Куркулевка находилась как раз посередине между земляным поселком и тем районом, где началось действие нашей истории. По уровню жизни она стояла несравненно выше карадырских трущоб, поскольку дома здесь были капитальные, основательные, располагались за крепкими заборами. При домах имелись земельные участки, засаженные плодовыми деревьями и разной огородной чепухой. Неподалеку по выходным шумела городская барахолка, в будние дни превращавшаяся в обычный базар. Собственно, Куркулевка процветала именно благодаря базару.
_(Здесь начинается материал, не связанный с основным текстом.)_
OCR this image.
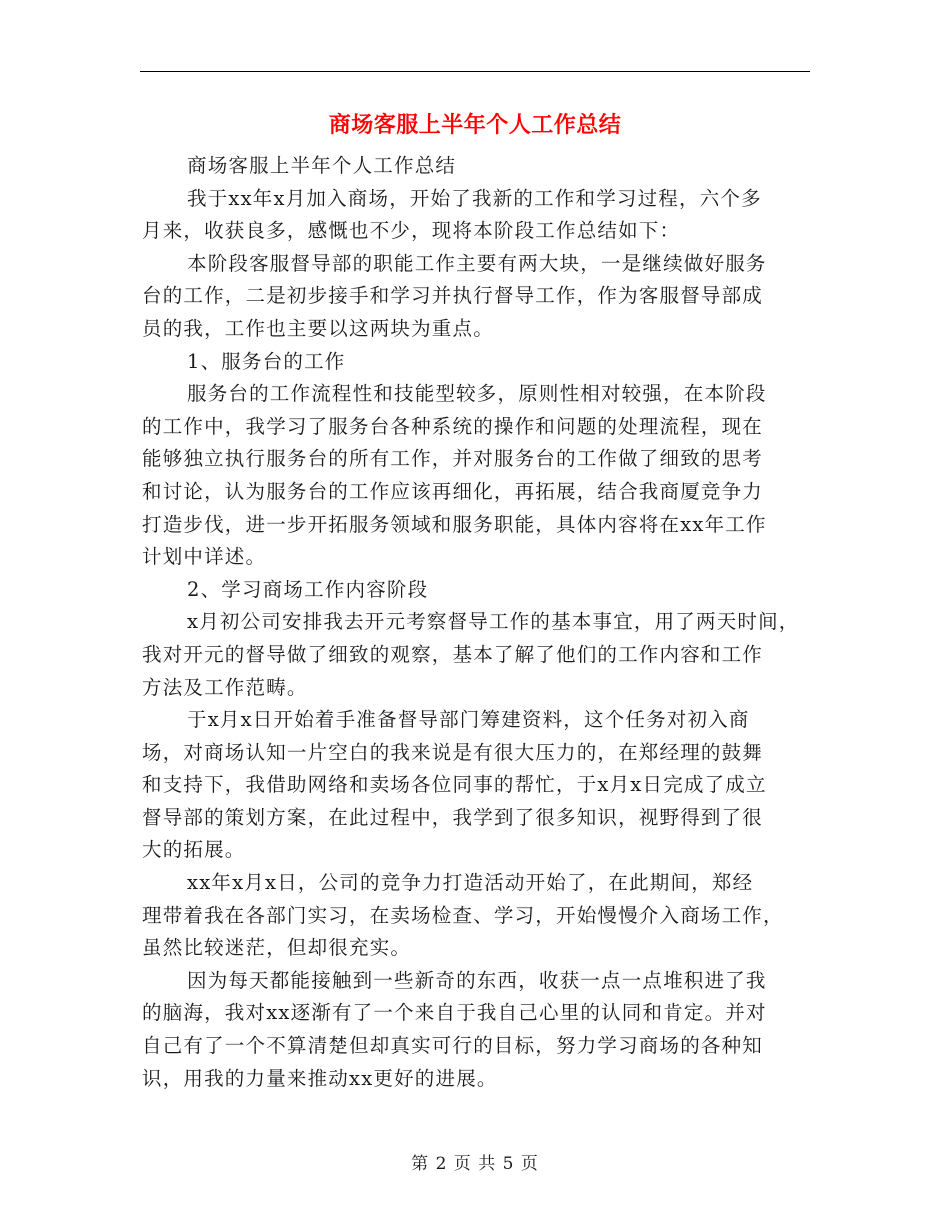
商场客服上半年个人工作总结
商场客服上半年个人工作总结
我于xx年x月加入商场，开始了我新的工作和学习过程，六个多
月来，收获良多，感慨也不少，现将本阶段工作总结如下：
本阶段客服督导部的职能工作主要有两大块，一是继续做好服务
台的工作，二是初步接手和学习并执行督导工作，作为客服督导部成
员的我，工作也主要以这两块为重点。
1、服务台的工作
服务台的工作流程性和技能型较多，原则性相对较强，在本阶段
的工作中，我学习了服务台各种系统的操作和问题的处理流程，现在
能够独立执行服务台的所有工作，并对服务台的工作做了细致的思考
和讨论，认为服务台的工作应该再细化，再拓展，结合我商厦竞争力
打造步伐，进一步开拓服务领域和服务职能，具体内容将在xx年工作
计划中详述。
2、学习商场工作内容阶段
x月初公司安排我去开元考察督导工作的基本事宜，用了两天时间，
我对开元的督导做了细致的观察，基本了解了他们的工作内容和工作
方法及工作范畴。
于x月x日开始着手准备督导部门筹建资料，这个任务对初入商
场，对商场认知一片空白的我来说是有很大压力的，在郑经理的鼓舞
和支持下，我借助网络和卖场各位同事的帮忙，于x月x日完成了成立
督导部的策划方案，在此过程中，我学到了很多知识，视野得到了很
大的拓展。
xx年x月x日，公司的竞争力打造活动开始了，在此期间，郑经
理带着我在各部门实习，在卖场检查、学习，开始慢慢介入商场工作，
虽然比较迷茫，但却很充实。
因为每天都能接触到一些新奇的东西，收获一点一点堆积进了我
的脑海，我对xx逐渐有了一个来自于我自己心里的认同和肯定。并对
自己有了一个不算清楚但却真实可行的目标，努力学习商场的各种知
识，用我的力量来推动xx更好的进展。
第 2 页 共 5 页
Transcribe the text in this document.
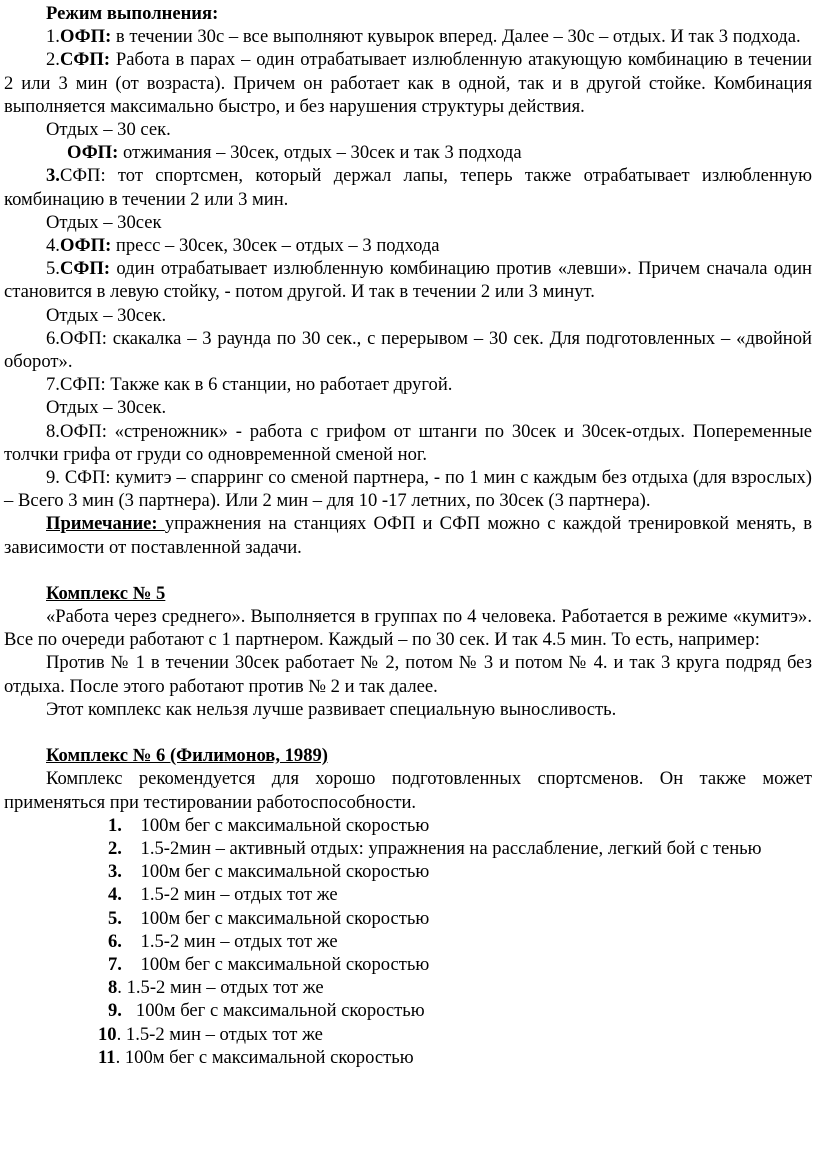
Режим выполнения:

1.ОФП: в течении 30с – все выполняют кувырок вперед. Далее – 30с – отдых. И так 3 подхода.

2.СФП: Работа в парах – один отрабатывает излюбленную атакующую комбинацию в течении 2 или 3 мин (от возраста). Причем он работает как в одной, так и в другой стойке. Комбинация выполняется максимально быстро, и без нарушения структуры действия.

Отдых – 30 сек.

ОФП: отжимания – 30сек, отдых – 30сек и так 3 подхода

3.СФП: тот спортсмен, который держал лапы, теперь также отрабатывает излюбленную комбинацию в течении 2 или 3 мин.

Отдых – 30сек

4.ОФП: пресс – 30сек, 30сек – отдых – 3 подхода

5.СФП: один отрабатывает излюбленную комбинацию против «левши». Причем сначала один становится в левую стойку, - потом другой. И так в течении 2 или 3 минут.

Отдых – 30сек.

6.ОФП: скакалка – 3 раунда по 30 сек., с перерывом – 30 сек. Для подготовленных – «двойной оборот».

7.СФП: Также как в 6 станции, но работает другой.

Отдых – 30сек.

8.ОФП: «стреножник» - работа с грифом от штанги по 30сек и 30сек-отдых. Попеременные толчки грифа от груди со одновременной сменой ног.

9. СФП: кумитэ – спарринг со сменой партнера, - по 1 мин с каждым без отдыха (для взрослых) – Всего 3 мин (3 партнера). Или 2 мин – для 10 -17 летних, по 30сек (3 партнера).

Примечание: упражнения на станциях ОФП и СФП можно с каждой тренировкой менять, в зависимости от поставленной задачи.

Комплекс № 5

«Работа через среднего». Выполняется в группах по 4 человека. Работается в режиме «кумитэ». Все по очереди работают с 1 партнером. Каждый – по 30 сек. И так 4.5 мин. То есть, например:

Против № 1 в течении 30сек работает № 2, потом № 3 и потом № 4. и так 3 круга подряд без отдыха. После этого работают против № 2 и так далее.

Этот комплекс как нельзя лучше развивает специальную выносливость.

Комплекс № 6 (Филимонов, 1989)

Комплекс рекомендуется для хорошо подготовленных спортсменов. Он также может применяться при тестировании работоспособности.

1. 100м бег с максимальной скоростью

2. 1.5-2мин – активный отдых: упражнения на расслабление, легкий бой с тенью

3. 100м бег с максимальной скоростью

4. 1.5-2 мин – отдых тот же

5. 100м бег с максимальной скоростью

6. 1.5-2 мин – отдых тот же

7. 100м бег с максимальной скоростью

8. 1.5-2 мин – отдых тот же

9. 100м бег с максимальной скоростью

10. 1.5-2 мин – отдых тот же

11. 100м бег с максимальной скоростью
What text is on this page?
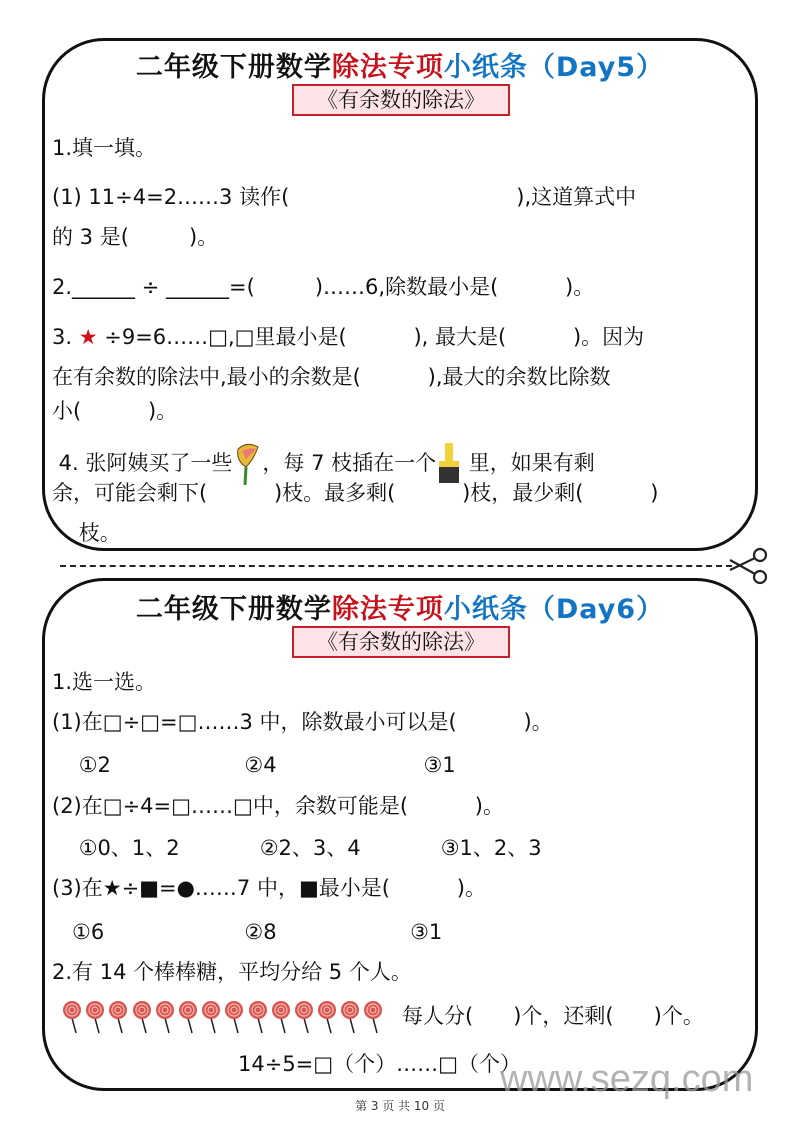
二年级下册数学除法专项小纸条（Day5）
《有余数的除法》
1.填一填。
(1) 11÷4=2……3 读作(                                  ),这道算式中
的 3 是(         )。
2.______ ÷ ______=(         )……6,除数最小是(          )。
3. ★ ÷9=6……□,□里最小是(          ), 最大是(          )。因为
在有余数的除法中,最小的余数是(          ),最大的余数比除数
小(          )。
4. 张阿姨买了一些 ，每 7 枝插在一个 里，如果有剩
余，可能会剩下(          )枝。最多剩(          )枝，最少剩(          )
枝。
二年级下册数学除法专项小纸条（Day6）
《有余数的除法》
1.选一选。
(1)在□÷□=□……3 中，除数最小可以是(          )。
①2                    ②4                      ③1
(2)在□÷4=□……□中，余数可能是(          )。
①0、1、2            ②2、3、4            ③1、2、3
(3)在★÷■=●……7 中，■最小是(          )。
①6                     ②8                    ③1
2.有 14 个棒棒糖，平均分给 5 个人。
每人分(      )个，还剩(      )个。
14÷5=□（个）……□（个）
www.sezq.com
第 3 页 共 10 页
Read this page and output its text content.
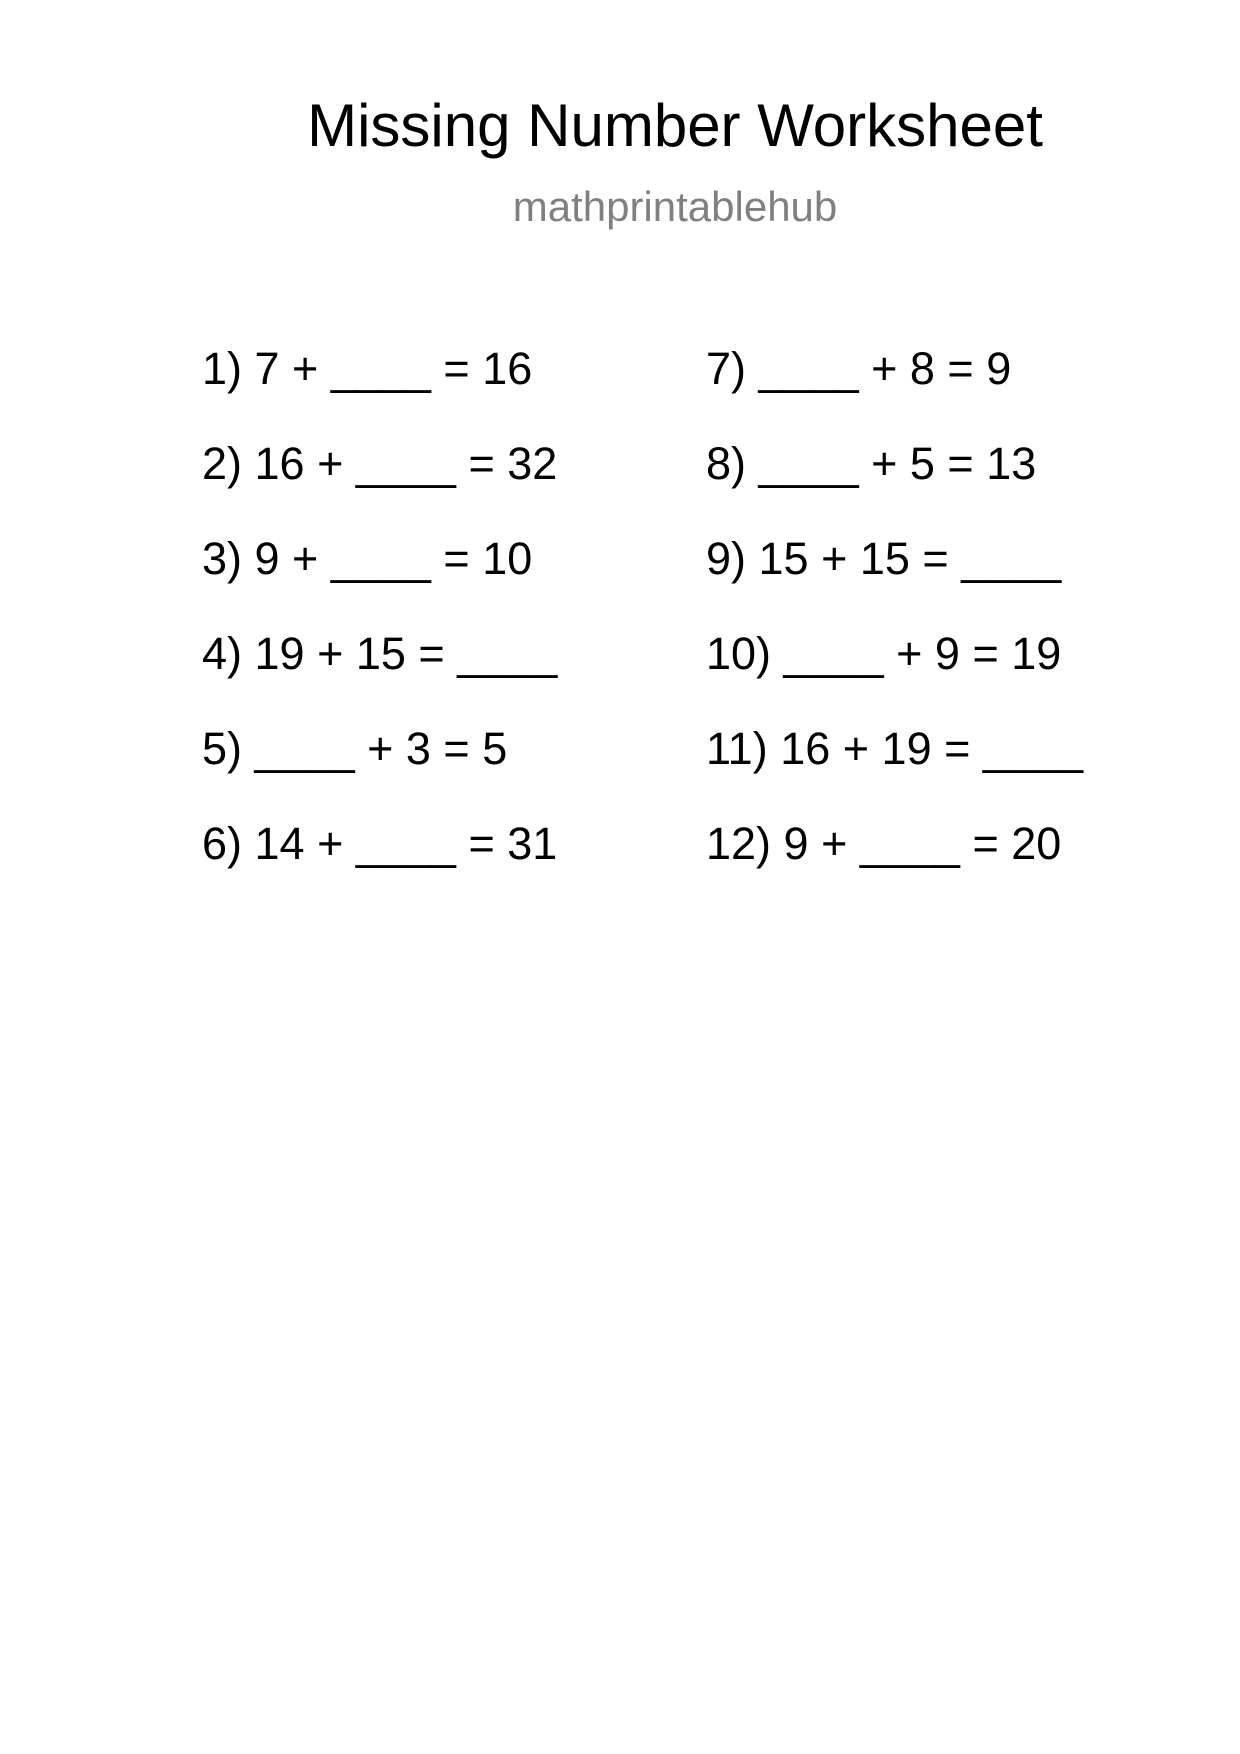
Missing Number Worksheet
mathprintablehub
1) 7 + ____ = 16
2) 16 + ____ = 32
3) 9 + ____ = 10
4) 19 + 15 = ____
5) ____ + 3 = 5
6) 14 + ____ = 31
7) ____ + 8 = 9
8) ____ + 5 = 13
9) 15 + 15 = ____
10) ____ + 9 = 19
11) 16 + 19 = ____
12) 9 + ____ = 20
У здешних хозяев останавливались приезжавшие на базар торговцы с Кавказа и из Средней Азии. Тут они жили месяцами, тут, под присмотром злющих цепных псов, хранили свой сладкий, душистый товар – мешки с урюком, курагой, изюмом, а летом и осенью привозили уже свежие фрукты: персики, груши, громадные краснобокие яблоки, разноцветный виноград. Над пахучей сладостью вожделенно вились и жужжали осы и пчелы. Понятно, что местные жители, в просторечии куркули, имели весьма солидный доход от скорейшей реализации этих скоропортящихся товаров и от собственных услуг в адрес привозивших их купцов. По понятиям Скока, денег у них было немерено. Нужно сказать, что и в те благословенные времена существовало нечто вроде рэкета. Чтобы жить без проблем, нужно было делиться. Причем не только с уголовным миром, но и с милицией, чье управление располагалось совсем рядом с Куркулевкой. Впрочем, все эти структуры мирно сосуществовали друг с другом.